COLUMBUS, Ohio — Two female polar bears at the Columbus Zoo and Aquarium have been artificially inseminated as part of the zoo's effort to protect the future of the at-risk species.
The procedures took place at the zoo in March after planning with a doctor from the Cincinnati Zoo & Botanical Garden. The zoo said they made the announcement in conjunction with Artic Sea Ice Day, July 15, to help raise awareness to protect the bears.
Animal health teams helped perform the procedures on the two bears, Anana and Aurora in hopes they will produce cubs.
Anana and Aurora were artificially inseminated with semen from Lee, a male polar bear at the Louisville Zoo. Lee used to live at the Columbus Zoo from November 2018 until August 2020.
While Lee was at the zoo, he fathered a male cub, Kulu, with Aurora.
The zoo says both Aurora and Anana are proven breeders and are at the prime of their reproductive years at nearly 16 years old, which made them good candidates for artificial insemination.
The procedures went as planned, but the zoo will not know if they were successful until November or December when the cubs are typically born.
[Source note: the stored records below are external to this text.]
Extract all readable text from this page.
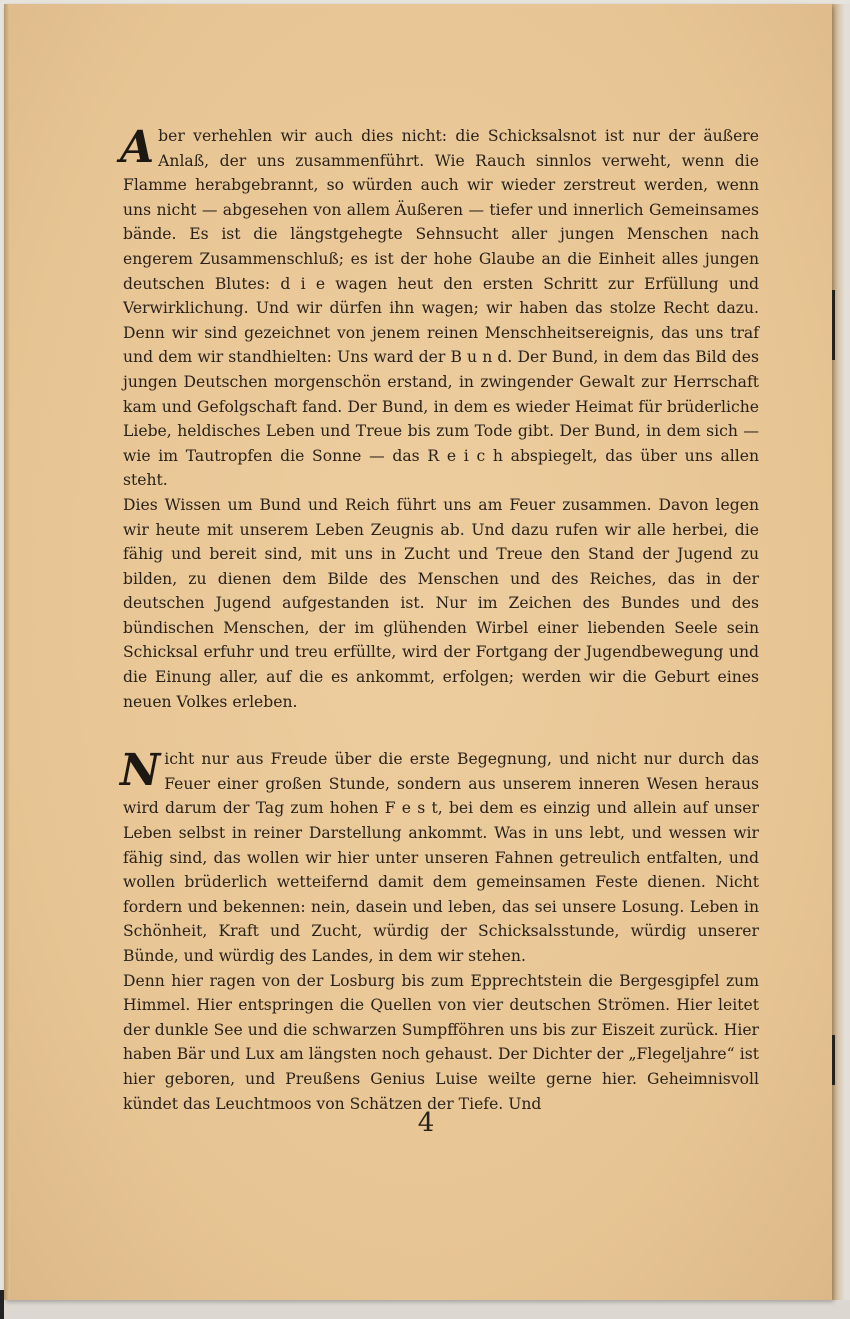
Aber verhehlen wir auch dies nicht: die Schicksalsnot ist nur der äußere Anlaß, der uns zusammenführt. Wie Rauch sinnlos verweht, wenn die Flamme herabgebrannt, so würden auch wir wieder zerstreut werden, wenn uns nicht — abgesehen von allem Äußeren — tiefer und innerlich Gemeinsames bände. Es ist die längstgehegte Sehnsucht aller jungen Menschen nach engerem Zusammenschluß; es ist der hohe Glaube an die Einheit alles jungen deutschen Blutes: d i e wagen heut den ersten Schritt zur Erfüllung und Verwirklichung. Und wir dürfen ihn wagen; wir haben das stolze Recht dazu. Denn wir sind gezeichnet von jenem reinen Menschheitsereignis, das uns traf und dem wir standhielten: Uns ward der B u n d. Der Bund, in dem das Bild des jungen Deutschen morgenschön erstand, in zwingender Gewalt zur Herrschaft kam und Gefolgschaft fand. Der Bund, in dem es wieder Heimat für brüderliche Liebe, heldisches Leben und Treue bis zum Tode gibt. Der Bund, in dem sich — wie im Tautropfen die Sonne — das R e i c h abspiegelt, das über uns allen steht.

Dies Wissen um Bund und Reich führt uns am Feuer zusammen. Davon legen wir heute mit unserem Leben Zeugnis ab. Und dazu rufen wir alle herbei, die fähig und bereit sind, mit uns in Zucht und Treue den Stand der Jugend zu bilden, zu dienen dem Bilde des Menschen und des Reiches, das in der deutschen Jugend aufgestanden ist. Nur im Zeichen des Bundes und des bündischen Menschen, der im glühenden Wirbel einer liebenden Seele sein Schicksal erfuhr und treu erfüllte, wird der Fortgang der Jugendbewegung und die Einung aller, auf die es ankommt, erfolgen; werden wir die Geburt eines neuen Volkes erleben.

Nicht nur aus Freude über die erste Begegnung, und nicht nur durch das Feuer einer großen Stunde, sondern aus unserem inneren Wesen heraus wird darum der Tag zum hohen F e s t, bei dem es einzig und allein auf unser Leben selbst in reiner Darstellung ankommt. Was in uns lebt, und wessen wir fähig sind, das wollen wir hier unter unseren Fahnen getreulich entfalten, und wollen brüderlich wetteifernd damit dem gemeinsamen Feste dienen. Nicht fordern und bekennen: nein, dasein und leben, das sei unsere Losung. Leben in Schönheit, Kraft und Zucht, würdig der Schicksalsstunde, würdig unserer Bünde, und würdig des Landes, in dem wir stehen.

Denn hier ragen von der Losburg bis zum Epprechtstein die Bergesgipfel zum Himmel. Hier entspringen die Quellen von vier deutschen Strömen. Hier leitet der dunkle See und die schwarzen Sumpfföhren uns bis zur Eiszeit zurück. Hier haben Bär und Lux am längsten noch gehaust. Der Dichter der „Flegeljahre“ ist hier geboren, und Preußens Genius Luise weilte gerne hier. Geheimnisvoll kündet das Leuchtmoos von Schätzen der Tiefe. Und

4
The zoo said artificial insemination offers additional conservation options such as potentially reducing the need to move bears to different facilities to ensure genetic diversity for breeding, as well as helping to provide data that can benefit polar bears in their native ranges.
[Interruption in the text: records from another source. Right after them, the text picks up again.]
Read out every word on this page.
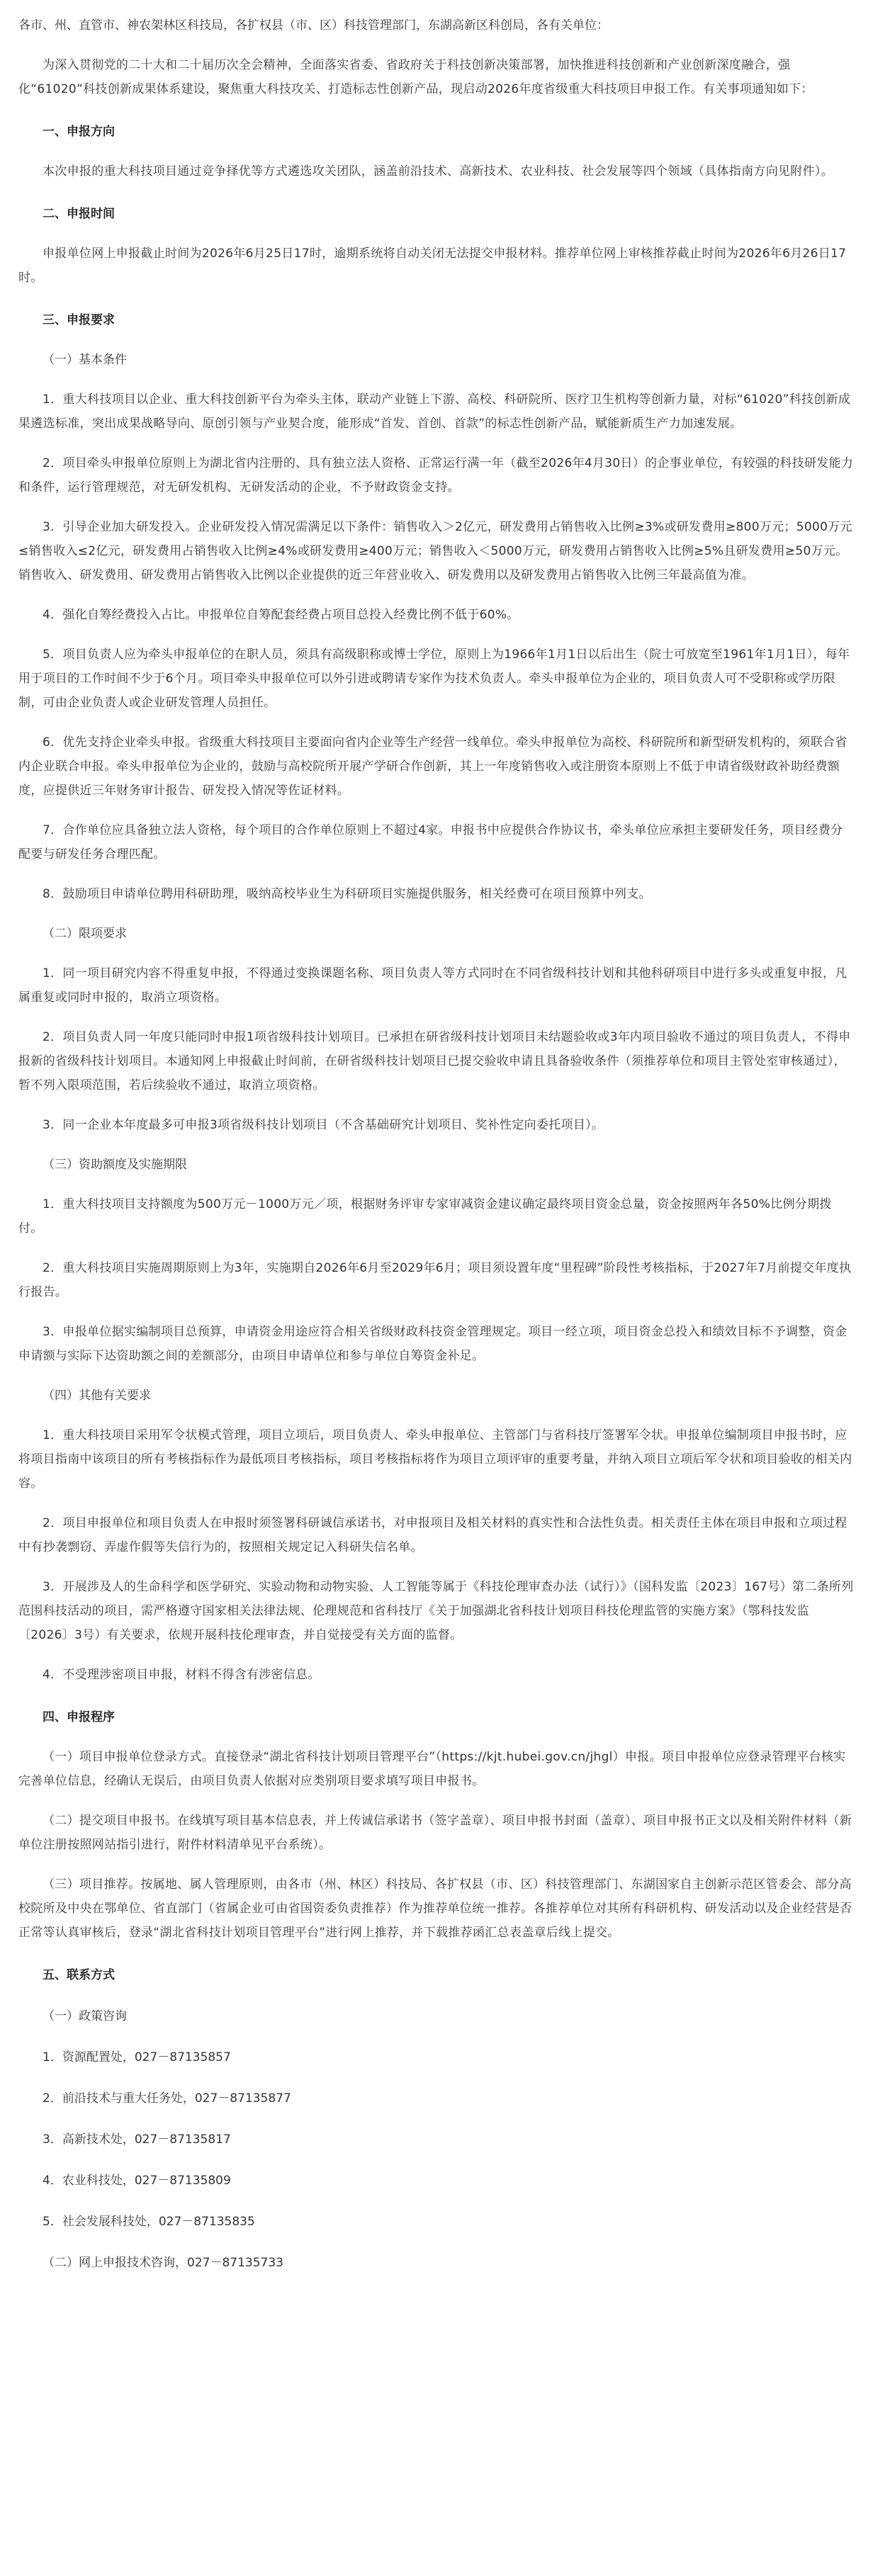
各市、州、直管市、神农架林区科技局，各扩权县（市、区）科技管理部门，东湖高新区科创局，各有关单位：

为深入贯彻党的二十大和二十届历次全会精神，全面落实省委、省政府关于科技创新决策部署，加快推进科技创新和产业创新深度融合，强化“61020”科技创新成果体系建设，聚焦重大科技攻关、打造标志性创新产品，现启动2026年度省级重大科技项目申报工作。有关事项通知如下：

一、申报方向

本次申报的重大科技项目通过竞争择优等方式遴选攻关团队，涵盖前沿技术、高新技术、农业科技、社会发展等四个领域（具体指南方向见附件）。

二、申报时间

申报单位网上申报截止时间为2026年6月25日17时，逾期系统将自动关闭无法提交申报材料。推荐单位网上审核推荐截止时间为2026年6月26日17时。

三、申报要求

（一）基本条件

1．重大科技项目以企业、重大科技创新平台为牵头主体，联动产业链上下游、高校、科研院所、医疗卫生机构等创新力量，对标“61020”科技创新成果遴选标准，突出成果战略导向、原创引领与产业契合度，能形成“首发、首创、首款”的标志性创新产品，赋能新质生产力加速发展。

2．项目牵头申报单位原则上为湖北省内注册的、具有独立法人资格、正常运行满一年（截至2026年4月30日）的企事业单位，有较强的科技研发能力和条件，运行管理规范，对无研发机构、无研发活动的企业，不予财政资金支持。

3．引导企业加大研发投入。企业研发投入情况需满足以下条件：销售收入＞2亿元，研发费用占销售收入比例≥3%或研发费用≥800万元；5000万元≤销售收入≤2亿元，研发费用占销售收入比例≥4%或研发费用≥400万元；销售收入＜5000万元，研发费用占销售收入比例≥5%且研发费用≥50万元。销售收入、研发费用、研发费用占销售收入比例以企业提供的近三年营业收入、研发费用以及研发费用占销售收入比例三年最高值为准。

4．强化自筹经费投入占比。申报单位自筹配套经费占项目总投入经费比例不低于60%。

5．项目负责人应为牵头申报单位的在职人员，须具有高级职称或博士学位，原则上为1966年1月1日以后出生（院士可放宽至1961年1月1日），每年用于项目的工作时间不少于6个月。项目牵头申报单位可以外引进或聘请专家作为技术负责人。牵头申报单位为企业的，项目负责人可不受职称或学历限制，可由企业负责人或企业研发管理人员担任。

6．优先支持企业牵头申报。省级重大科技项目主要面向省内企业等生产经营一线单位。牵头申报单位为高校、科研院所和新型研发机构的，须联合省内企业联合申报。牵头申报单位为企业的，鼓励与高校院所开展产学研合作创新，其上一年度销售收入或注册资本原则上不低于申请省级财政补助经费额度，应提供近三年财务审计报告、研发投入情况等佐证材料。

7．合作单位应具备独立法人资格，每个项目的合作单位原则上不超过4家。申报书中应提供合作协议书，牵头单位应承担主要研发任务，项目经费分配要与研发任务合理匹配。

8．鼓励项目申请单位聘用科研助理，吸纳高校毕业生为科研项目实施提供服务，相关经费可在项目预算中列支。

（二）限项要求

1．同一项目研究内容不得重复申报，不得通过变换课题名称、项目负责人等方式同时在不同省级科技计划和其他科研项目中进行多头或重复申报，凡属重复或同时申报的，取消立项资格。

2．项目负责人同一年度只能同时申报1项省级科技计划项目。已承担在研省级科技计划项目未结题验收或3年内项目验收不通过的项目负责人，不得申报新的省级科技计划项目。本通知网上申报截止时间前，在研省级科技计划项目已提交验收申请且具备验收条件（须推荐单位和项目主管处室审核通过），暂不列入限项范围，若后续验收不通过，取消立项资格。

3．同一企业本年度最多可申报3项省级科技计划项目（不含基础研究计划项目、奖补性定向委托项目）。

（三）资助额度及实施期限

1．重大科技项目支持额度为500万元－1000万元／项，根据财务评审专家审减资金建议确定最终项目资金总量，资金按照两年各50%比例分期拨付。

2．重大科技项目实施周期原则上为3年，实施期自2026年6月至2029年6月；项目须设置年度“里程碑”阶段性考核指标，于2027年7月前提交年度执行报告。

3．申报单位据实编制项目总预算，申请资金用途应符合相关省级财政科技资金管理规定。项目一经立项，项目资金总投入和绩效目标不予调整，资金申请额与实际下达资助额之间的差额部分，由项目申请单位和参与单位自筹资金补足。

（四）其他有关要求

1．重大科技项目采用军令状模式管理，项目立项后，项目负责人、牵头申报单位、主管部门与省科技厅签署军令状。申报单位编制项目申报书时，应将项目指南中该项目的所有考核指标作为最低项目考核指标，项目考核指标将作为项目立项评审的重要考量，并纳入项目立项后军令状和项目验收的相关内容。

2．项目申报单位和项目负责人在申报时须签署科研诚信承诺书，对申报项目及相关材料的真实性和合法性负责。相关责任主体在项目申报和立项过程中有抄袭剽窃、弄虚作假等失信行为的，按照相关规定记入科研失信名单。

3．开展涉及人的生命科学和医学研究、实验动物和动物实验、人工智能等属于《科技伦理审查办法（试行）》（国科发监〔2023〕167号）第二条所列范围科技活动的项目，需严格遵守国家相关法律法规、伦理规范和省科技厅《关于加强湖北省科技计划项目科技伦理监管的实施方案》（鄂科技发监〔2026〕3号）有关要求，依规开展科技伦理审查，并自觉接受有关方面的监督。

4．不受理涉密项目申报，材料不得含有涉密信息。

四、申报程序

（一）项目申报单位登录方式。直接登录“湖北省科技计划项目管理平台”（https://kjt.hubei.gov.cn/jhgl）申报。项目申报单位应登录管理平台核实完善单位信息，经确认无误后，由项目负责人依据对应类别项目要求填写项目申报书。

（二）提交项目申报书。在线填写项目基本信息表，并上传诚信承诺书（签字盖章）、项目申报书封面（盖章）、项目申报书正文以及相关附件材料（新单位注册按照网站指引进行，附件材料清单见平台系统）。

（三）项目推荐。按属地、属人管理原则，由各市（州、林区）科技局、各扩权县（市、区）科技管理部门、东湖国家自主创新示范区管委会、部分高校院所及中央在鄂单位、省直部门（省属企业可由省国资委负责推荐）作为推荐单位统一推荐。各推荐单位对其所有科研机构、研发活动以及企业经营是否正常等认真审核后，登录“湖北省科技计划项目管理平台”进行网上推荐，并下载推荐函汇总表盖章后线上提交。

五、联系方式

（一）政策咨询

1．资源配置处，027－87135857

2．前沿技术与重大任务处，027－87135877

3．高新技术处，027－87135817

4．农业科技处，027－87135809

5．社会发展科技处，027－87135835

（二）网上申报技术咨询，027－87135733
Artificial insemination is a newer reproductive technology in polar bears that has been attempted with the Cincinnati zoo's team a total of 14 times in North America and an estimated 20 attempts worldwide. So far, none of the attempts have been successful.
Aurora has given birth to three litters consisting of four surviving cubs while her sister, Anana, has produced one surviving cub. All five cubs are now adult bears who live at other zoos throughout the country.